Письмо без адреса - страница 9
Живи и радуйся. Вот только…
– Петро, слышишь, опять отряд пришёл. Неужто заберут? Страшно. Снова стреляли…
***
Восемь лет назад в 1918, как раз сын её второй, Иванко, родился, Секлетия потеряла отца. Не просто умер староста Назар Скрыпник. Тогда власть менялась чаще, чем день сменял ночь. Люди, что ж — по хатам да переждать. Только каждый новый атаман старосту требовал. Вызовет к себе, распоряжения отдаёт. Учит, как теперь жить в селе. Сколько продуктов сдать, как новой власти служить, какому порядку быть на селе да кого славить.
…Перед глазами снова всплыл тот день. Они стояли вокруг матери своей Устиньи: Секлетия, Ганна, Христина, Соломия да маленький Мойса за подол цеплялся. Устя на сносях уже, скоро рожать. А вокруг казаки. Много их. Азартно мчатся лихие бойцы славного атамана Симона Петлюры. За справедливость бьются, за счастье народное. А на том пути оказался старый Назар. Велел он Ваньке Бескорытько вернуть картошку, что тот на Марьином огороде выкопал. Вот Ванька и поведал атаману, что Назар с краснопузыми снюхался. А красную сволочь да их приспешников истребить нужно. Приговорили старосту к четвертованию. Приводят казаки приговор в исполнение. Свистят шашки, срубая части живого тела. Вот рука отлетела в сторону. Брызнула фонтаном горячая кровь, в крике зашлась Устинья. Забилась в чреве матери дочка младшая, словно и её кровь отцовская обожгла. С гиканьем промчался следующий борец за правое дело – и срубил стопу, чтоб неповадно было землю топтать. Идёт потеха. Пьянит кровь чужая. Летят по сторонам ошметки плоти живой. Отцовского тела. Вытекает жизнь из старосты. А с ней и справедливость в землю уходит.
***
Селя вздрогнула, отгоняя страшную картину, забыть которую не только она – внуки её не смогут.

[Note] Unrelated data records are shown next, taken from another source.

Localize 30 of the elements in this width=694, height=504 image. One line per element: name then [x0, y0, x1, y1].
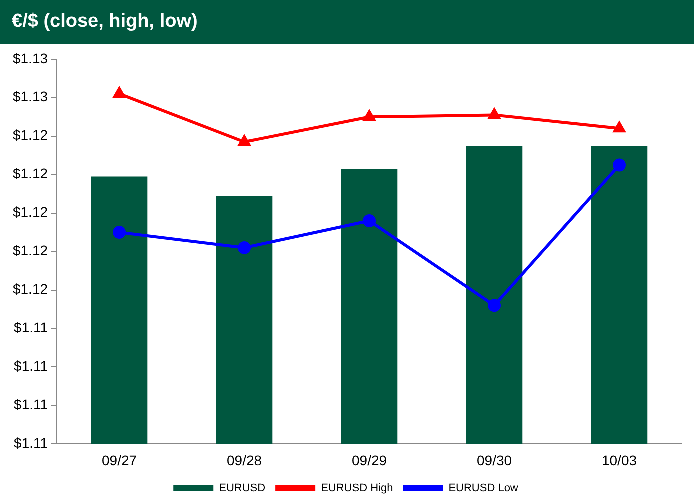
y-tick-label: $1.11 — [14, 358, 48, 374]
y-tick-label: $1.12 — [12, 242, 48, 259]
point — [488, 299, 502, 312]
point — [363, 214, 376, 228]
y-tick-label: $1.12 — [12, 281, 48, 298]
x-tick-label: 09/30 — [476, 452, 512, 468]
y-tick-label: $1.13 — [12, 50, 48, 66]
legend-label: EURUSD — [219, 482, 266, 495]
y-tick-label: $1.11 — [14, 435, 48, 452]
x-tick-label: 09/29 — [352, 452, 388, 468]
point — [238, 241, 252, 254]
point — [364, 110, 376, 122]
legend-label: EURUSD High — [321, 482, 394, 495]
x-tick-label: 10/03 — [602, 452, 638, 468]
point — [614, 122, 626, 133]
y-tick-label: $1.12 — [12, 166, 48, 182]
point — [613, 158, 626, 172]
chart-title: €/$ (close, high, low) — [0, 0, 694, 44]
y-tick-label: $1.12 — [12, 204, 48, 220]
y-tick-label: $1.11 — [14, 396, 48, 413]
point — [113, 226, 126, 240]
x-tick-label: 09/28 — [227, 452, 262, 468]
point — [238, 136, 250, 146]
y-tick-label: $1.12 — [12, 127, 48, 144]
x-tick-label: 09/27 — [102, 452, 138, 468]
point — [488, 108, 500, 120]
y-tick-label: $1.13 — [12, 88, 48, 105]
legend-label: EURUSD Low — [448, 482, 518, 495]
point — [114, 88, 126, 98]
y-tick-label: $1.11 — [14, 320, 48, 336]
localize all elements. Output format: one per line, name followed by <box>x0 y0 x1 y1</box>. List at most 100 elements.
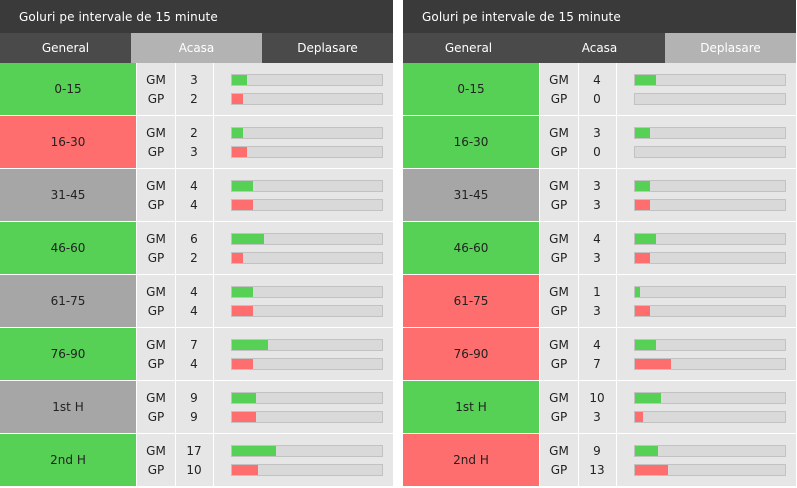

– А что нам бояться, мать, мы же против власти не идём. На чужое не заримся, но своё тоже не отдадим, – Петро лукавил. Хоть и не шёл против власти, но знал, что дом его и достаток не одному бездельнику поперёк горла стоят. И судьбу тестя не забыл. Только жену успокоить пытался.
…Дверь с грохотом ударилась в стену.
– Ну, кулацкая морда, надумал? Сам отдашь? – На пороге стоял низенький мужичок с красной звездой на папахе, которая явно была ему велика, а за его спиной два красноармейца с винтовками.
– Я чужого не брал, – Петро шагнул вперёд, отодвигая жену за спину. – Мой дом, не украл. Сам зарабатывал, сам строил. По какому такому закону отдавать должен? – он говорил спокойно, тихо, глядя прямо в глаза вошедшему. В доме было тепло, уютно, вкусно пахло жареными кручениками, на которые Селя была великая мастерица. Но казалось, что распахнулись окна и густой снег вокруг закружился. – У меня четверо детей. Для них строил, почему отдавать буду? Не отдам.
– Ах, вот ты как, гнида буржуйская, заговорил? Ты, значит, против, чтобы дети крестьянские учились?! – комиссар брызгал слюной, багровея от злости. – Хочешь для своих байстрюков сладкую жизнь устроить? Советская власть бедняцких детей учить будет. Советская власть постановила школу открыть, значит так и сделаем!
– А я не против власти. Но коль надумала она школу делать – пусть дом под неё и построит.
– Ты мне зубы не заговаривай, – он шагнул вперёд, да под ноги ему подвернулся младший пятилетний Миколка. Удар сапога отшвырнул мальца к огромной русской печи. Хлопчик заплакал, из люльки откликнулась маленькая Ганночка.